Milstein: I absolutely think so. I’m certain that if our society today were examined by some future one, or by space aliens, and they became aware of the prevalence of cosmetic mutilation for no good reason, they’d conclude that we were severely disordered, or at least very backwards. I actually lost a friend by insisting to her that people who get cosmetic surgery for no good reason were like a subhuman race, only to learn that she’d recently gotten liposuction. Oops! I still feel the same way, but I wish I’d put it with more tact.
Rumpus: Can you take a post-ironic stance on that, or is it not that interesting to you?

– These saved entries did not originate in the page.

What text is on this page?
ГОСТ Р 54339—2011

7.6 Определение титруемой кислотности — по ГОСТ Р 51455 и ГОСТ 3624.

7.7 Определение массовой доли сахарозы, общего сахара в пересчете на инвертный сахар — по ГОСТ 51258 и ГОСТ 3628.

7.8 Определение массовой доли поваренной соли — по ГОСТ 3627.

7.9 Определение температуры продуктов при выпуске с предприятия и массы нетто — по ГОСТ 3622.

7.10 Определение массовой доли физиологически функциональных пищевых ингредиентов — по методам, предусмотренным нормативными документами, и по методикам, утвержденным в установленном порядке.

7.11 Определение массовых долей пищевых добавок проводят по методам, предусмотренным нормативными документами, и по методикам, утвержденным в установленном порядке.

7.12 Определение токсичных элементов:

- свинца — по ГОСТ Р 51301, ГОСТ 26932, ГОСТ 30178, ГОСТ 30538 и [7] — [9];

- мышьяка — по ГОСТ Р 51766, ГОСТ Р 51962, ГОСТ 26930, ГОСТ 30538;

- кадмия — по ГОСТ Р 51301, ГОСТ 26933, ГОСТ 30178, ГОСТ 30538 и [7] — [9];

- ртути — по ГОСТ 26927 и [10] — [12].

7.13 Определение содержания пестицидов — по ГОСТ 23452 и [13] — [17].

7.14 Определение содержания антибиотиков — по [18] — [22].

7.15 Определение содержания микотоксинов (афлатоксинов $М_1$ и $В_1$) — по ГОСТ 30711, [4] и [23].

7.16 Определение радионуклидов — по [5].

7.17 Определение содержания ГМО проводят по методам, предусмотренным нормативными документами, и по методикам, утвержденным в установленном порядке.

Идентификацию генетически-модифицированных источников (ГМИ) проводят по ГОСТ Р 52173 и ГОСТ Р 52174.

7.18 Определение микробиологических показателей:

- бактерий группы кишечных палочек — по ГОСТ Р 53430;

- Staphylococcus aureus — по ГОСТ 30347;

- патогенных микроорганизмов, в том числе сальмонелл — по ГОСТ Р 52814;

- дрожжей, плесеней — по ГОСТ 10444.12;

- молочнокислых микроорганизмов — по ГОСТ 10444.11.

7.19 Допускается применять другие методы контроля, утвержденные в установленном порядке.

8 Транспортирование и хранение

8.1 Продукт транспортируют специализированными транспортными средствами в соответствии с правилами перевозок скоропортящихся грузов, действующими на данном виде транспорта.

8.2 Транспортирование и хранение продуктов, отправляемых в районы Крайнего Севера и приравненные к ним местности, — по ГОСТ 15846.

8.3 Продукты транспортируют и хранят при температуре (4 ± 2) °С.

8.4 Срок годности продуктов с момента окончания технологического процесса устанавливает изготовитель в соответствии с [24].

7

Milstein: I wish I could, but it’s just too depressing. Someone’s who’s more detached from society could do it, but I still feel too close. Sometimes I want to get further away myself, but then I start thinking that’s a dangerous path, and head back to the mall.
Rumpus: There’s post-irony, then there’s, What the fuck? People are fucking sick! Like this newspaper quote: “Bat attack victim now believes cannibalism suspect planned to eat his organs, too.”
Milstein: I hear you, it’s like in the last 15 years or so the world has shed its last inhibitions and let its freak flag fully fly. “Beat on the Brat” as a stadium anthem? A New York stage musical about The Shaggs? The world’s rarest records as easy to hear as buttering toast? Everything’s upside-down from what I used to understand, not necessarily in bad ways but it sure is disorienting. The only way I know of to contend with it is to write a giant “WTF?” underneath the photo in my brain, and walk away in equal parts thrilled and confounded.